O ministro Alexandre de Moraes, do Supremo Tribunal Federal, voltou a negar nesta segunda-feira (2) o pedido para transferir o ex-presidente Jair Bolsonaro para prisão domiciliar. Com isso, ele segue detido na unidade conhecida como Papudinha.
Na decisão, Moraes afirmou que a penitenciária atende “integralmente” às necessidades médicas de Bolsonaro. Além disso, destacou que o local permite o recebimento de “numerosas visitas de familiares, amigos, parentes e aliados políticos”.

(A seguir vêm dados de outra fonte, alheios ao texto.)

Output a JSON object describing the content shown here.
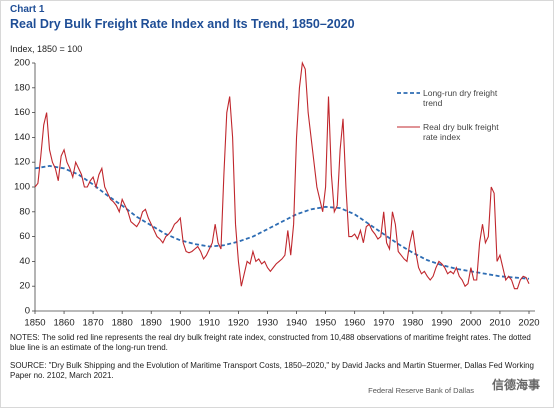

Dados apresentados no despacho mostram que, desde 15 de janeiro — quando Bolsonaro foi transferido da Superintendência da Polícia Federal para a unidade — até a última sexta-feira (27), ele recebeu atendimento médico frequente e manteve rotina de atividades.
Segundo o levantamento, o ex-presidente passou por atendimento médico “permanente e diário” em 144 ocasiões. Também realizou 13 sessões de fisioterapia e 33 caminhadas, registradas como atividades físicas.
No período, Bolsonaro ainda recebeu 36 visitas de aliados previamente autorizadas, além de visitas frequentes da ex-primeira-dama Michelle Bolsonaro e de seus filhos, sem necessidade de autorização prévia. Ele também teve 29 encontros com advogados e participou de quatro atendimentos religiosos com pastores e padres.
Antes da decisão, no último dia 20, a Procuradoria-Geral da República já havia se manifestado contra a concessão de prisão domiciliar. O órgão argumentou que laudos médicos indicam que a estrutura do 19º Batalhão da Polícia Militar oferece condições adequadas para o tratamento de saúde do ex-presidente.